И спал я в эту ночь плохо. Мне снилась Таня. Она в тысячный раз укоряла меня:
— Видишь, какой умница Костя Иванов! Корзинки плетет! И какие деньги Люська имеет с них! А хату спою отремонтировал?! А у тебя руки не тем концом пришиты!
— Да? — пытался острить я и расстегивал рубашку. обнажая веснушчатое белое плечо, заглядывая под мышки — в самом ли деле руки не так пришиты.
— Прекрати! — Начинала бледнеть и заводиться Таня.

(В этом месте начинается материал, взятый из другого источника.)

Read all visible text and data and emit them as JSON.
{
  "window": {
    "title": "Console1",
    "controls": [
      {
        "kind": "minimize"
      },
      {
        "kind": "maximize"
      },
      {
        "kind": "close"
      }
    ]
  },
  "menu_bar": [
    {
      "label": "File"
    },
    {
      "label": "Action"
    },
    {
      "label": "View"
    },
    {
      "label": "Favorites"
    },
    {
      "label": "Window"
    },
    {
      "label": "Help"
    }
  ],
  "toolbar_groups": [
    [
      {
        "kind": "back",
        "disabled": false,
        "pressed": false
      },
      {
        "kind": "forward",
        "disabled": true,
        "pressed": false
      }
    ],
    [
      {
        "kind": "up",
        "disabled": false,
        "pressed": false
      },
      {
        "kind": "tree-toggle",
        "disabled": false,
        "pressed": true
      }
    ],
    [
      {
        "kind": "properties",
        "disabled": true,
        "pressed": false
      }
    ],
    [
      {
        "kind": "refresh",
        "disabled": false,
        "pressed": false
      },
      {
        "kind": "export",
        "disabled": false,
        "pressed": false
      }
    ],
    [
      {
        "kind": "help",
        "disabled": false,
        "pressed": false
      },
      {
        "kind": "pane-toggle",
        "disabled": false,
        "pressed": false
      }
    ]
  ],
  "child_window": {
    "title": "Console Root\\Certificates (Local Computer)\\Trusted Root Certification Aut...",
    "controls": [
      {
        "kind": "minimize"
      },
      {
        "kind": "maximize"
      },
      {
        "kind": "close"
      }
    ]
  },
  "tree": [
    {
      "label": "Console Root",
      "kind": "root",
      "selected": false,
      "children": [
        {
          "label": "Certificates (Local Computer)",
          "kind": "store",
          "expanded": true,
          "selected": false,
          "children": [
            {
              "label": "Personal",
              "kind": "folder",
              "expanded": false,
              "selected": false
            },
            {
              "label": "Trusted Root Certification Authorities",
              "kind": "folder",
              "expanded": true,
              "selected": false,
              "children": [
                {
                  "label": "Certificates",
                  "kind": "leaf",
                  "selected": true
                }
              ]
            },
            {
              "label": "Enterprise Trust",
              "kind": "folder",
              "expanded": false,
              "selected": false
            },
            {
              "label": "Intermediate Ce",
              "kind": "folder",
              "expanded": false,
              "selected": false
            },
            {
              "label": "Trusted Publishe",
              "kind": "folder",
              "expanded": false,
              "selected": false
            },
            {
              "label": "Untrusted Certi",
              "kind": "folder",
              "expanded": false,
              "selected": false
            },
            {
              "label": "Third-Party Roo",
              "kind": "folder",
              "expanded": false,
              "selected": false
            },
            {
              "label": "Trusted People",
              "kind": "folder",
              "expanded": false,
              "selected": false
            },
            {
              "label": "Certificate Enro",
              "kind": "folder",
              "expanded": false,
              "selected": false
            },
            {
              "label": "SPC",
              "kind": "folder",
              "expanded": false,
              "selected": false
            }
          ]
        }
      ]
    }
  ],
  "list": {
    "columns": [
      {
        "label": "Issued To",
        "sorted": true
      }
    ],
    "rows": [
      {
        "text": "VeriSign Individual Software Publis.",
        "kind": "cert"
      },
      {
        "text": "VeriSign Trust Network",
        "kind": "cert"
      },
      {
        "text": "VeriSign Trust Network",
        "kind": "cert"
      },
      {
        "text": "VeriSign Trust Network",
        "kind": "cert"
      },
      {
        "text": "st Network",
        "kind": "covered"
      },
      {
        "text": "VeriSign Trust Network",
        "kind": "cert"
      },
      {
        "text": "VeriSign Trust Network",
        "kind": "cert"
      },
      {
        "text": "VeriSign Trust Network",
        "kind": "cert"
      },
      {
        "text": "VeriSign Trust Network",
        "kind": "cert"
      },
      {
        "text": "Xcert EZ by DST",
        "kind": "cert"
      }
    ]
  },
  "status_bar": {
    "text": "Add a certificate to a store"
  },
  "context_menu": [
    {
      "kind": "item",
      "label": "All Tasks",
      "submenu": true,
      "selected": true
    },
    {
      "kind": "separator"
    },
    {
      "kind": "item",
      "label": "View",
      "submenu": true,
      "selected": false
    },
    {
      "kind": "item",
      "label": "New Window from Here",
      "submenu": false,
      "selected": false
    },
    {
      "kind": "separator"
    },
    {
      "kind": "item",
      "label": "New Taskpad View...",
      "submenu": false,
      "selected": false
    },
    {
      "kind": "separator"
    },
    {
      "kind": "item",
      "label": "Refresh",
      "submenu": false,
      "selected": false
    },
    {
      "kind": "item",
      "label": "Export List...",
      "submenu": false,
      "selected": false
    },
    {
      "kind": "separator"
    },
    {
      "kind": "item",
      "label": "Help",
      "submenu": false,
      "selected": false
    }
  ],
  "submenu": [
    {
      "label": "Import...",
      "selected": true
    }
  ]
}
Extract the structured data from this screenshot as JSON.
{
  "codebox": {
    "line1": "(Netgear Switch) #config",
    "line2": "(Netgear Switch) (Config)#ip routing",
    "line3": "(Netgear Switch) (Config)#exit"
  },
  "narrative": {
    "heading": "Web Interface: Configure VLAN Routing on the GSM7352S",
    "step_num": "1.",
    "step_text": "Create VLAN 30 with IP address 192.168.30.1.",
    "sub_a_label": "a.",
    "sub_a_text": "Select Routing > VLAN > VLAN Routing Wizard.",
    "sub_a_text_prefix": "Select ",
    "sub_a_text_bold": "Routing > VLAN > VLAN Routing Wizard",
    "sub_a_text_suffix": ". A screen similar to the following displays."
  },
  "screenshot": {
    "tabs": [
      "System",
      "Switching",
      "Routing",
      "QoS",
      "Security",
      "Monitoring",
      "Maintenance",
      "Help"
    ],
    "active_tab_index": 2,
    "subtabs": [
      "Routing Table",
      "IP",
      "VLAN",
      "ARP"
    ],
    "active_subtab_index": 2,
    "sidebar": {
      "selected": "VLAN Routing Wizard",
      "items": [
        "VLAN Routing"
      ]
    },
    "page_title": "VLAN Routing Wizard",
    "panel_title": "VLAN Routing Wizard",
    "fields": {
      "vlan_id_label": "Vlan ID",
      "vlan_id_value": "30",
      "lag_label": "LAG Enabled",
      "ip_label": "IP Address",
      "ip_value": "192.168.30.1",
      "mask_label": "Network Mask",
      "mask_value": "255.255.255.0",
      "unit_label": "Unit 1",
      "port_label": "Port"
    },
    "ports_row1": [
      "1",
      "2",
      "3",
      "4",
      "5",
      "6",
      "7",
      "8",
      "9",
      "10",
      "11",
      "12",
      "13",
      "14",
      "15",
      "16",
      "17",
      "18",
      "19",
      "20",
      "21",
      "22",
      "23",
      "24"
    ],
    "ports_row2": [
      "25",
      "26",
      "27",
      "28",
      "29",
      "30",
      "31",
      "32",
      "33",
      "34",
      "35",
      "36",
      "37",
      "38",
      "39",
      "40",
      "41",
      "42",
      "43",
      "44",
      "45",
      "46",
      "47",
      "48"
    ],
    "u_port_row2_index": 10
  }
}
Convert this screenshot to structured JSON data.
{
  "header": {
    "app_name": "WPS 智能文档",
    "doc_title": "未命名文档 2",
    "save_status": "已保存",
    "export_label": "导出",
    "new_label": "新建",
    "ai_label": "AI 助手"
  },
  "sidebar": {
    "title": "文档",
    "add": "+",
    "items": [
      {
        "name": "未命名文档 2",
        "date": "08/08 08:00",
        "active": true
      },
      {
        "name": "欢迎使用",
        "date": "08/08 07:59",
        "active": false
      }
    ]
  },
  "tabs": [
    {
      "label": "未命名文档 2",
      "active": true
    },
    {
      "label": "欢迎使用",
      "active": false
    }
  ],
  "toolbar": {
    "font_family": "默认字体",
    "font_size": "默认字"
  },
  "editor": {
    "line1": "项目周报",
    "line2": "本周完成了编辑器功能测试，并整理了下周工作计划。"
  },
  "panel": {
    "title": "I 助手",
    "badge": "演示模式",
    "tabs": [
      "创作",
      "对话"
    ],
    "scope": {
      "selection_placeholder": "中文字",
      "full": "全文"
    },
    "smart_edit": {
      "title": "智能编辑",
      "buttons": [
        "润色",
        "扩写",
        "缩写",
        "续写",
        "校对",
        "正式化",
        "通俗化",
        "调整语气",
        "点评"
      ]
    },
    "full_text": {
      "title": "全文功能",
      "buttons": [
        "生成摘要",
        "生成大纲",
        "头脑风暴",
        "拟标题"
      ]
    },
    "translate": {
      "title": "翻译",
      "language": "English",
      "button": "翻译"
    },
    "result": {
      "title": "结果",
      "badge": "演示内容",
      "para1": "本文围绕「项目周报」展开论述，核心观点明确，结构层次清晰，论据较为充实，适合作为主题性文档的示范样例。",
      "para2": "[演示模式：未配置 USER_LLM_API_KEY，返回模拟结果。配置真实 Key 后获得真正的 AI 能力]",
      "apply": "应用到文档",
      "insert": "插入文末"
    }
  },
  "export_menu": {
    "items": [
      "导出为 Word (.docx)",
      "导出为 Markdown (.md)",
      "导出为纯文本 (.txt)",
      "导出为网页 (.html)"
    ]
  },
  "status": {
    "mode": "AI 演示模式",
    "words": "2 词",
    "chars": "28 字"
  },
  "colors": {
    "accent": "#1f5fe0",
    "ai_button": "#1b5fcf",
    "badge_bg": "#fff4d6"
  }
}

Над губой вдруг от волнения проступали усики, как у поэта Лермонтова. — Ты прекрасно знаешь, что я имею в виду! Ты не мужчина! Ты просто научный работник! С окладом в сто пятьдесят рэ. В наше время!.. Это еще женщине!.. — Она не договаривала от волнения, но я понимал — она хочет сказать, что в наше время это не деньги, что это еще женщине было бы простительно — получать сто пятьдесят. — Пора бы уж!.. — Она имела в виду, что мне пора и кандидатскую защитить.
— Я сразу докторскую, — полушутя-полусерьезно пытался оправдаться я перед женой, но она морщилась, будто видела перед собой комара, размахивающего топором.
— Господи! — Она укоризненно разглядывала меня, как Люся. Она вообще многое от нее переняла в последнее время — и в том числе это ироническое разглядывание с ног до головы. И даже далее развила этот прием — принималась смотреть на какое- нибудь место в одежде: на пиджаке или брюках, и я цепенел, соображая, что у меня что-то не в порядке: перемазано кашей или незастегнуто. — Ну, хорошо. Почему ты не можешь иметь хобби?
— У меня есть хобби, я фотографирую.
— Если бы мы жили сто лет назад! Или хотя бы двадцать! — вскидывала она руку, как оратор, и я понимал — вот тогда бы я еще мог зарабатывать фотографией. — Ну почему ты не хочешь как латышские поэты?!
О, эти латышские, поэты! Она меня допекла с этими латышскими поэтами! У нее в больнице была подруга, медсестра Велта из Риги, так у этой Велты имелась дальняя родственница, тоже Велта. писала стихи, и муж у нес был тоже поэт, Янис, так вот эти люди сидели дома и мастерили из серебра и янтаря перстни, шлифовали камень, гнули металл, точили, паяли… и сдавали в Худфонд, где им платили устойчивую зарплату, как народным умельцам, по триста рублей в месяц. А стихи они писали только такие, какие им хотелось, и ровно столько, сколько им хотелось.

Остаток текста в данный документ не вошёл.